Between rain, snow, and even more rain, lawns across B.C have taken a heavy beating over a long and tumultuous winter.

But according to master gardener Brian Minter, the time is now to begin getting the greenery in shape for the summer — and that doesn't mean getting your grass replaced with artificial turf.

"Lawns have been taking a bad wrap for quite a period of time right now — and I think we can correct a lot of those things," he told stand-in host MIchelle Eliot on CBC's BC Almanac.

In fact, Minter says an average-sized lawn produces enough oxygen to keep four people breathing, all the while collecting pollution and providing habitat for beneficial insects (aside from the dreaded chafer beetle).

So grab a rake, and try these four tips that will transform your lawn from messy to marvelous as the warm season gets underway.

The dutch white clover is great for your lawn's pollinators, says Minter. (Maja Dumat/Flickr)

1. Sandy bottoms

Minter says the cold winter, and even drought conditions in parts of B.C. last summer, have left some lawns worse for wear — but there are lessons to be learned in the form of golf courses, and even soccer fields.

"They plant in one foot of pure sand and they have superb drainage — and they're always aerating, punching holes in and adding more sand," he said.

Use an aerator to pull plugs of lawn and soil out of the ground, allowing for improved drainage and air circulation. Applying a 1/4 inch layer of top sand over the aerated area will fill the holes and vastly improve drainage. 

"We need to be doing that now while the ground is still soft."

And don't use beach sand!

2. Reduce moss

The heavy winter and spring rains also work to increase the amount of moss on our lawns, says Minter.
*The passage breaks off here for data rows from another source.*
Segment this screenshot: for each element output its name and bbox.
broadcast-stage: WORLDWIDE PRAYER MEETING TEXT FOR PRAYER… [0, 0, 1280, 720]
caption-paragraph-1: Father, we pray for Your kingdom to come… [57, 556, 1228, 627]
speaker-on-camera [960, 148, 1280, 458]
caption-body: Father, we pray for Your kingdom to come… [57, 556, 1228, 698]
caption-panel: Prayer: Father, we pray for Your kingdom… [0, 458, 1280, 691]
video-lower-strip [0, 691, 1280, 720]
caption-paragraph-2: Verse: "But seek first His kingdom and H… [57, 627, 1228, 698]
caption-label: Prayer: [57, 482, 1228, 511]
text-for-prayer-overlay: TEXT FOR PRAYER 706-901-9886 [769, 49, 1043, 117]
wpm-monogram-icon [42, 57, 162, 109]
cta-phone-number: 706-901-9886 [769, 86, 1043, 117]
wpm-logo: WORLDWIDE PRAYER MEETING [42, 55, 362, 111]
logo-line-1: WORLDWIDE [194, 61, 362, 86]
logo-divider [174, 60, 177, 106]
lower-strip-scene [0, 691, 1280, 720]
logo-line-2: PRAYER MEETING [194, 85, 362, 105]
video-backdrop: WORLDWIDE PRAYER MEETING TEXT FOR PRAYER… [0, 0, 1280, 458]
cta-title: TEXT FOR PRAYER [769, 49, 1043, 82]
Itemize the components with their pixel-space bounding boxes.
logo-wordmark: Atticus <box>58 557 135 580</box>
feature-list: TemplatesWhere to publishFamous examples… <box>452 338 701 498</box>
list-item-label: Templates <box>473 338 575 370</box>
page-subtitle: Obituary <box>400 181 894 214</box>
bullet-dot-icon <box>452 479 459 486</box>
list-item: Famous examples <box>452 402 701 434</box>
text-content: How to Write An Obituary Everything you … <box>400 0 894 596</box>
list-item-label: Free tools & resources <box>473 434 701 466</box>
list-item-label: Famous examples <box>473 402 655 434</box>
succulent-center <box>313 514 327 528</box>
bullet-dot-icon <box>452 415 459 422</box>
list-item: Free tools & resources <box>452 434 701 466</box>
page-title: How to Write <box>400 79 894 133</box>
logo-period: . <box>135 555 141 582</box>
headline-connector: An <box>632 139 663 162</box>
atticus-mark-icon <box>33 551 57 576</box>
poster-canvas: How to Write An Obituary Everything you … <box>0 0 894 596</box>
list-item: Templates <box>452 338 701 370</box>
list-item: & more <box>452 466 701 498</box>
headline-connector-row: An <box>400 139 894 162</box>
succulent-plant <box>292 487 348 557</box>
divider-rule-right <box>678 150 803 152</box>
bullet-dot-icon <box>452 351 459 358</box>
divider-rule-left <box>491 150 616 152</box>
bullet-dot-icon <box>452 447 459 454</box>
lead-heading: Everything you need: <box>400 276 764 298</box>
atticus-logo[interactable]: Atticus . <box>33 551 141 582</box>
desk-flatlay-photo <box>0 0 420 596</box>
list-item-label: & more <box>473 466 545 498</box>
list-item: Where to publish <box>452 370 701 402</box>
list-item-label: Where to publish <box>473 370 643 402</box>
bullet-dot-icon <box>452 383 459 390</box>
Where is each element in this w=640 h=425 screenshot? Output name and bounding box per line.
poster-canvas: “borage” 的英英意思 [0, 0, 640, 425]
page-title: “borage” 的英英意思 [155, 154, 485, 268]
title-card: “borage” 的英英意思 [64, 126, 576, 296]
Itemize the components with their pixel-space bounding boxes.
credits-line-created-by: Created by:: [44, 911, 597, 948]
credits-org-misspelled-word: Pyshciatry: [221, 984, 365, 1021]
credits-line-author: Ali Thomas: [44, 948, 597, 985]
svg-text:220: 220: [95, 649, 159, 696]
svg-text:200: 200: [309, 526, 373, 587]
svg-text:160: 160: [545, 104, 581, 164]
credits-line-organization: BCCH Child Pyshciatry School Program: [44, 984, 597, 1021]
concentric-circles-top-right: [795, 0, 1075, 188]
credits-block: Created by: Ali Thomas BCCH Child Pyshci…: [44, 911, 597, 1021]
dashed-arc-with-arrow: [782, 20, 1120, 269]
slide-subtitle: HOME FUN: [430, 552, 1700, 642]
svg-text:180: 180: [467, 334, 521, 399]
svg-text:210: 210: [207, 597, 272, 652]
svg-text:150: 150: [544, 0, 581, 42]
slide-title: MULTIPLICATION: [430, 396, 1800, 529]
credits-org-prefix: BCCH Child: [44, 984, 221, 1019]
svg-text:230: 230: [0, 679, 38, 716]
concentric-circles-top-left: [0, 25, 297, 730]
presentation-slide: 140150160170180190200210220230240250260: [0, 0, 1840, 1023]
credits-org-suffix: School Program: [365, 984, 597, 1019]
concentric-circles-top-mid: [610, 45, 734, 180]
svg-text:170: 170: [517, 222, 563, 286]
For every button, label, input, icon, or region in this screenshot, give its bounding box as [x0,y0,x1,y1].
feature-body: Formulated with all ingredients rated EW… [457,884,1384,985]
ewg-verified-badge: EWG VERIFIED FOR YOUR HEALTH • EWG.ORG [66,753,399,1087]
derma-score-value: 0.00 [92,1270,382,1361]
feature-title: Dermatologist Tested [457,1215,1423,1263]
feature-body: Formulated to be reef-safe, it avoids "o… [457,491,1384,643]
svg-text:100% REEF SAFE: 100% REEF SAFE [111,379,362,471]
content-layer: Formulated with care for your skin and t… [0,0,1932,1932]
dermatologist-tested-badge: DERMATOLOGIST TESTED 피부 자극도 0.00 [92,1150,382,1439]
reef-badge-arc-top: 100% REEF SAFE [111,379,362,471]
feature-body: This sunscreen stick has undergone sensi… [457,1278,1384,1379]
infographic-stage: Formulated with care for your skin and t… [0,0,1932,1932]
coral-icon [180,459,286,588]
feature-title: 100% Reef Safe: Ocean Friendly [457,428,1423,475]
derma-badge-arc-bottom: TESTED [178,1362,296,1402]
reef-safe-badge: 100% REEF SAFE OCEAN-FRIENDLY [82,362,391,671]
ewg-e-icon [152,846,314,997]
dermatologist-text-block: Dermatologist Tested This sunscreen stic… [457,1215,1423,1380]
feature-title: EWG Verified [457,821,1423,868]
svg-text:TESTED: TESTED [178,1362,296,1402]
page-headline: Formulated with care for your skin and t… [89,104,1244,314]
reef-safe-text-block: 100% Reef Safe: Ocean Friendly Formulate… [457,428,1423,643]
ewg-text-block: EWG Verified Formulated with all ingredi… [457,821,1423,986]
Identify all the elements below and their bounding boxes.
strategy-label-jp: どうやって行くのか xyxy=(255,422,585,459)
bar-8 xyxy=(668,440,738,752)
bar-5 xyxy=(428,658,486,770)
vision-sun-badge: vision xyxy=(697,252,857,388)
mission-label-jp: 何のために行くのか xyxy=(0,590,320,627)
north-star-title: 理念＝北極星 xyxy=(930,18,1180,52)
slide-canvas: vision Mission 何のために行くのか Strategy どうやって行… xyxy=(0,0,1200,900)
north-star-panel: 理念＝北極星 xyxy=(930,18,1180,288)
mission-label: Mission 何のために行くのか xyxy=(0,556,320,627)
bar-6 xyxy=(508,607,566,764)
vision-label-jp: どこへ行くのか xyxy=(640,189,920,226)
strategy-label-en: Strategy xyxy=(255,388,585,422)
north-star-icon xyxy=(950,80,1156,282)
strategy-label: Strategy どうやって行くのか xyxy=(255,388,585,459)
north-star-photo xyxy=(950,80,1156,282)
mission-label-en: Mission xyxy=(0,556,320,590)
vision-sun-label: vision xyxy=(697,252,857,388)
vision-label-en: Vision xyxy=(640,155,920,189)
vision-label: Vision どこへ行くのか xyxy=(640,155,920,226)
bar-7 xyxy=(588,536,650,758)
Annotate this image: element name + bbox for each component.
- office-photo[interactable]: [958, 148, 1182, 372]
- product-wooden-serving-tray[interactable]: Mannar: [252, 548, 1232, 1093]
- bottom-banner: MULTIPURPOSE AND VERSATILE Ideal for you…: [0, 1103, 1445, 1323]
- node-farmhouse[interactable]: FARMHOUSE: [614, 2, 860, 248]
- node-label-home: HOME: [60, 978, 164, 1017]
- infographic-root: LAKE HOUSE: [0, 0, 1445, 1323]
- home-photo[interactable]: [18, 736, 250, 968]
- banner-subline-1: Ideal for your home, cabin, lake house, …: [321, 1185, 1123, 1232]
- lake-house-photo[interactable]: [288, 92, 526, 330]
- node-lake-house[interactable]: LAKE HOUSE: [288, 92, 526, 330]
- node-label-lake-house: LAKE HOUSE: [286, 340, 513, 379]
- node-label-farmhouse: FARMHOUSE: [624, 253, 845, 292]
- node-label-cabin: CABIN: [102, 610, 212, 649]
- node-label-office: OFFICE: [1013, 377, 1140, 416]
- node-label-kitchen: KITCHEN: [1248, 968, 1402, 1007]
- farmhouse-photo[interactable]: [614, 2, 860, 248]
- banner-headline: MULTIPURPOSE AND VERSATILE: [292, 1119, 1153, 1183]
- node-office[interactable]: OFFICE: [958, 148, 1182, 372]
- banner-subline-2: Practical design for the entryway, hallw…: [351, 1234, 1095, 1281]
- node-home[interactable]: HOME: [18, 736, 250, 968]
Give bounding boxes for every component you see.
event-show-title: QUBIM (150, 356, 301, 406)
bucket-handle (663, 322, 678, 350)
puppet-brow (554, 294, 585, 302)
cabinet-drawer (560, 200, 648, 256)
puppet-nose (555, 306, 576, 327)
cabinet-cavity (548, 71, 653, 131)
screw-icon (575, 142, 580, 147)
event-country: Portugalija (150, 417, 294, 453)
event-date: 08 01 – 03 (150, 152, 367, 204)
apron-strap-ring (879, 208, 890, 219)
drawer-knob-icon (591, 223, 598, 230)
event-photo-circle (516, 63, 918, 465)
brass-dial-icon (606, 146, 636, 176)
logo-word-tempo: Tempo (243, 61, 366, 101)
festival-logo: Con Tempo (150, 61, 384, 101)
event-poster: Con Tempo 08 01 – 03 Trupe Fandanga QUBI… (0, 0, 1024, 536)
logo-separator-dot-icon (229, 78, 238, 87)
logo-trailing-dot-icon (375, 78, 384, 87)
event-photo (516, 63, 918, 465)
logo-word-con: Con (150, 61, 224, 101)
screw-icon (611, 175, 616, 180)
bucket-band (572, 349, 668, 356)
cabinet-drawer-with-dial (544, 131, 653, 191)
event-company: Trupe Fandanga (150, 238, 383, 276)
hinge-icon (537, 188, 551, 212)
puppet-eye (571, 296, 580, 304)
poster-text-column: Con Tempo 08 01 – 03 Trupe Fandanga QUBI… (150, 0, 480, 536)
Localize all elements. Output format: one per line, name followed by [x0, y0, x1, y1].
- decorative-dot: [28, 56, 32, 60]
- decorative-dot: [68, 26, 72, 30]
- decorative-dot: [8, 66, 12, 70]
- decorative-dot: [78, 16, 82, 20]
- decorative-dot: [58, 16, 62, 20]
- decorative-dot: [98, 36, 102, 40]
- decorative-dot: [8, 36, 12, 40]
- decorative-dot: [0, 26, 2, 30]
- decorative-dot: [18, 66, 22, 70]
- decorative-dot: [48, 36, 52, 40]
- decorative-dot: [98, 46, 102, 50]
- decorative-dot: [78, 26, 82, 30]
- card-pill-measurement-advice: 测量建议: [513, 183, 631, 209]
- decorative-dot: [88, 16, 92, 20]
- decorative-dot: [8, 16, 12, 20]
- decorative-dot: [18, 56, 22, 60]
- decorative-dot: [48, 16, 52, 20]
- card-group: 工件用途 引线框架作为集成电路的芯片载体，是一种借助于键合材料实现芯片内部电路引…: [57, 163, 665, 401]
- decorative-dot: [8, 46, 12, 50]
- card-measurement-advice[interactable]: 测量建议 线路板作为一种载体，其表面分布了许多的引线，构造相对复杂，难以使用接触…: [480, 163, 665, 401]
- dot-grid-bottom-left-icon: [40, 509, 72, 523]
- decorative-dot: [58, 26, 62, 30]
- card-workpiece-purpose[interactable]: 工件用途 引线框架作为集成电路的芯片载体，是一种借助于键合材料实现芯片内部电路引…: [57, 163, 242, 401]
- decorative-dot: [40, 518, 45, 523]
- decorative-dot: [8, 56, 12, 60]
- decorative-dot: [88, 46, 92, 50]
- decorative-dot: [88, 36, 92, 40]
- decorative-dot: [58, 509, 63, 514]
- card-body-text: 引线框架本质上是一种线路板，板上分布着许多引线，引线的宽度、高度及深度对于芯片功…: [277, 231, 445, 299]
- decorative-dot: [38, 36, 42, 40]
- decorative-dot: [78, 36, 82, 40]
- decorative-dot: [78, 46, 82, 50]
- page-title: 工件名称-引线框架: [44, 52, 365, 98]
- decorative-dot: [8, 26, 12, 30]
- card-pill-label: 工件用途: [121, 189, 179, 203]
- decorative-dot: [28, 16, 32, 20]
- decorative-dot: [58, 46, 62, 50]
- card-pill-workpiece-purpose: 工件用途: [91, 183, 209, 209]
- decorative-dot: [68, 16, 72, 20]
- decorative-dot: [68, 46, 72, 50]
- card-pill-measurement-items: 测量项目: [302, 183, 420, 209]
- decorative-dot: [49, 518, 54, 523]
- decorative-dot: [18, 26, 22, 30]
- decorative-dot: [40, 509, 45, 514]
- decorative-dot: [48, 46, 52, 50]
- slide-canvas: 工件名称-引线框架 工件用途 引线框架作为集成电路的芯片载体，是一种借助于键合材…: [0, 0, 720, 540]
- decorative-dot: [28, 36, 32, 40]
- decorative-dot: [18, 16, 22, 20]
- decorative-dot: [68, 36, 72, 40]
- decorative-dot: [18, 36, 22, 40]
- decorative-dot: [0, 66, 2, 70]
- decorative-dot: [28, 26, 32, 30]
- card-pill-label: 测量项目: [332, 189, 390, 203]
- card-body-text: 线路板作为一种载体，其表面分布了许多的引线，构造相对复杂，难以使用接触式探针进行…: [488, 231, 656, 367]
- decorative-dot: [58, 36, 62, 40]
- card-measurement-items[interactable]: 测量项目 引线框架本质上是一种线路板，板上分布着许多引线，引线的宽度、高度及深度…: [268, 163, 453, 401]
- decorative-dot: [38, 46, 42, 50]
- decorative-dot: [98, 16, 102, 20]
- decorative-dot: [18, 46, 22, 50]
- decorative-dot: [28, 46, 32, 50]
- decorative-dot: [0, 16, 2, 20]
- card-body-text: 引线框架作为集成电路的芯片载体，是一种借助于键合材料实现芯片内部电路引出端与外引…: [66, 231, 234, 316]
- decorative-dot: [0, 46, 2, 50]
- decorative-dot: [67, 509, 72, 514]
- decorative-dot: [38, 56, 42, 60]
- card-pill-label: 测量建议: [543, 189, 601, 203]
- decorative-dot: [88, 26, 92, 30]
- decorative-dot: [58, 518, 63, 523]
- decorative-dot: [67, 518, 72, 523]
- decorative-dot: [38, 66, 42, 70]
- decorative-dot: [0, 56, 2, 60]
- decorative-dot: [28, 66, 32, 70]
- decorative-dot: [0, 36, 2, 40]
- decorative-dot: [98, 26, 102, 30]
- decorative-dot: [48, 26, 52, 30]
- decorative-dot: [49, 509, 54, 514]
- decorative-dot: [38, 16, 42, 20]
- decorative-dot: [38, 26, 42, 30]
While many gardeners might enjoy the look of moss, Minter has some words or warning.

"Moss burns off in the summer time — and it doesn't look so pretty."

Use iron sulfate for moss control, along with proper aeration and sand.

"When you have warm weather and a couple of dry days, the iron sulfate will take that off without causing anything harmful to the soil."

Minter says aerating lawns should be done as soon as possible to increase drainage. (allispossible.org.uk/Flickr)

3. Overseeding

Overseeding helps rejuvenate tired lawns and thicken up healthy ones, making it even more difficult for weeds to take hold.

To give grass seed a place to take hold, mow your lawn slightly lower than usual, use a rake to scratch up the area to be overseeded and sprinkle a bit of a peat moss/sand mix overtop, says Minter.

"Work your seed into that and cultivate it and grow it and nurture it — that's the organic way to keep your weeds at an absolute minimum," he said.

4. Beat the heat with white dutch clover

If you're worried about the impact of the hot sun on your lawn as the weather heats up, Minter suggests growing with dutch white clover — a nitrogen-fixing perennial that will improve your soil's health.

"Put it in with your grasses as your grow," said Minter. "It takes the heat of summer  — it's very, very heat tolerant."